Nike, iPhone, are all made in China. Levis are made in Latin America. I am not sure that will be counted as "made in U.S.A"

But I am sure we have made a lot of pornos because U.S. constitution protects them for the freedom of speech. And it is really risky for any people in Middle East to shoot porns than in U.S.A. . So probably this is one of few things that we make that poor men outside U.S. truly rely on.


Google is trans-national with development done worldwide

Boeing is trans-national with production worldwide

Ford is trans-national with production worldwide

Microsoft is trans-national with development worldwide

Apple is predominantly US based but trans-national

Nike manufactures in China or anywhere sufficiently cheap

Levi is the same

McDonalds gets its meat from Brazil and is trans-national

Coca-Cola is trans-national - in WWII Coca-Cola in germany was scarce, so the local franchisee developed Fanta as an alternative which made its way back after the war.


He said "relies".

I could do without all of those during hard times.


If you're talking about the kind of hard times where your economic needs are reduced to 1400 calories/day, a lump of coal to cook your millet gruel, and some shoes made of old tires, the US is at least a major food exporter.

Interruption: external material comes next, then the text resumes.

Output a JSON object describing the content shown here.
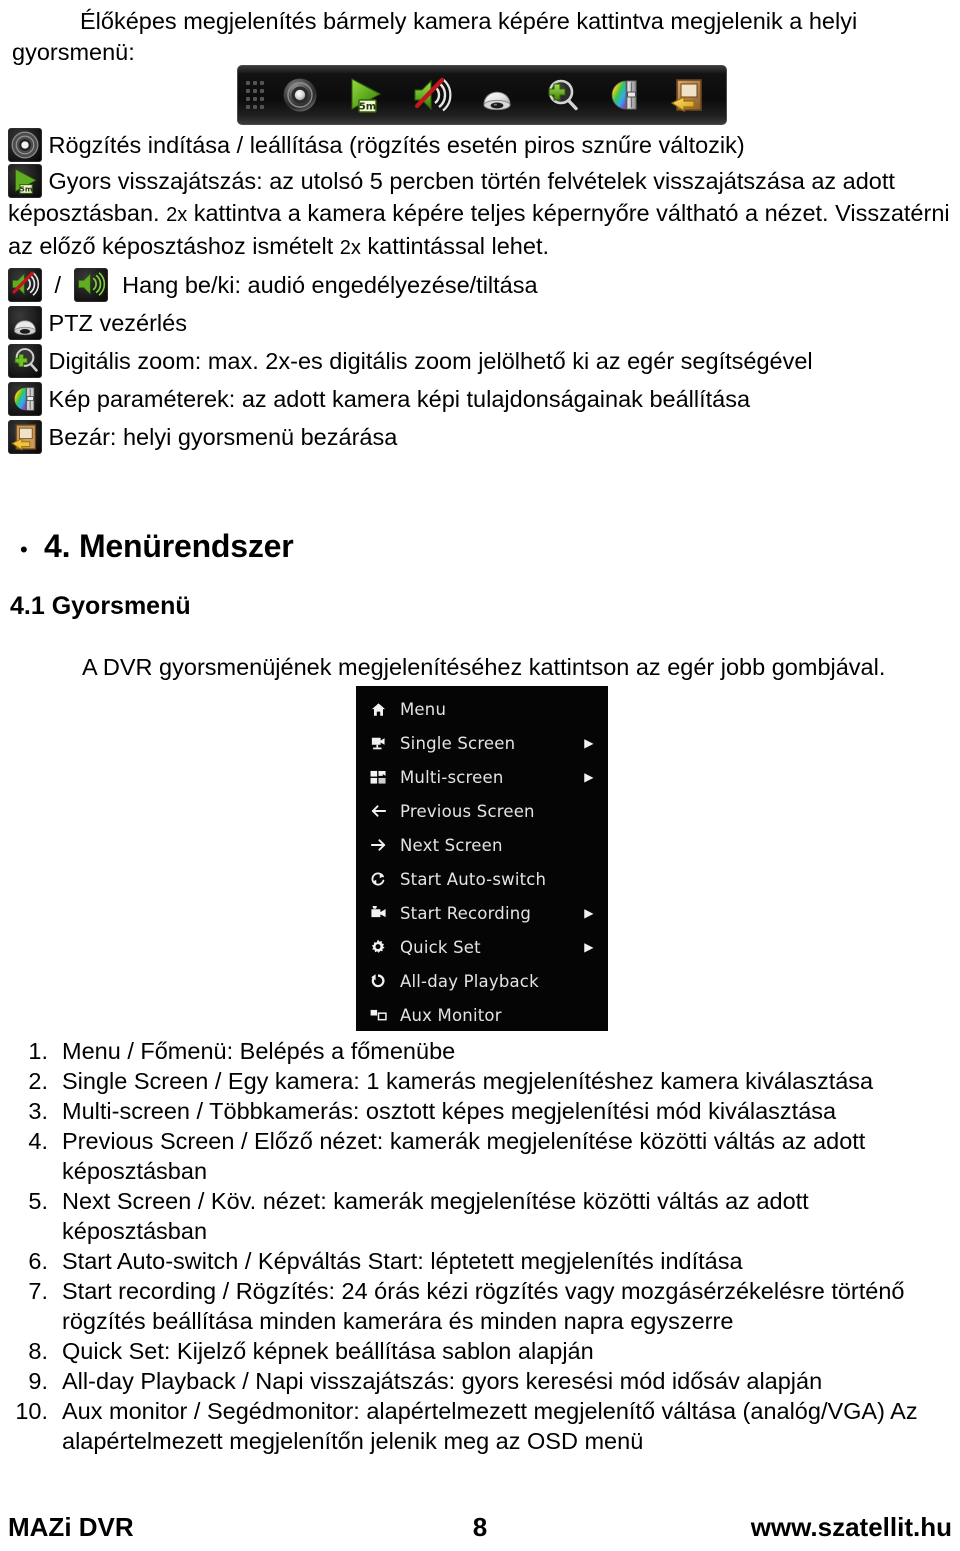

I don't expect times to get that tough.


You could do without airplanes? Clothes? Soft drinks? If you are doing without those, then what do you need from China?


There are less-expensive alternatives for all of the examples you provided. Take a look at what happened to each of those companies (which existed) back in the early 90s.

For planes, there's already a nice inventory of used aircraft backing up thanks to the latest airline bankruptcies. Do you think an airline will be buying new (or any?) aircraft if vacation and business travel drops off a cliff?


So you really think in a time of globalisation and opening markets, a country will suddenly become an island because people are too poor to travel?

Anyone who believes this is seriously believes this needs to read some books.


People were producing a lot of value in every previous recession and depression too.


There are simply too many people deeply in debt, and for the majority of them there's no possibility to balance their financial situation -- and their number is increasing continuously...


Yes, many people are in debt, but they converted the debt to assets. And those assets are still around. They have to produce value to be able to finance those assets, and so in all, it balances itself out. In economic terms, I don't see how population debt is bad for an economy. If this 'debt' was paid from money that was excess in the economy anyways, then for the country, there is no direct loss.

Let me explain.

A bank has $10.000. The government gives then $2000 for free.

You come to the bank and ask for $1500. They give it to you. Over the next 4 years you work for an employer, giving him about $4000 of value. Of that, you pay $500 in taxes, payback $2000 to the bank and keep §1500 for yourself. The bank makes more money, the government makes more money, and you had to work harder to stay in the same spot.

Debt is a way to make slaves of citizens, but for the economy, it is good because it forces productivity out of people.


You do understand that the reason the economy sucks right now is that people are defaulting on their mortages? There's a lot of debt out there that will not get paid back... much more than anyone was willing to admit.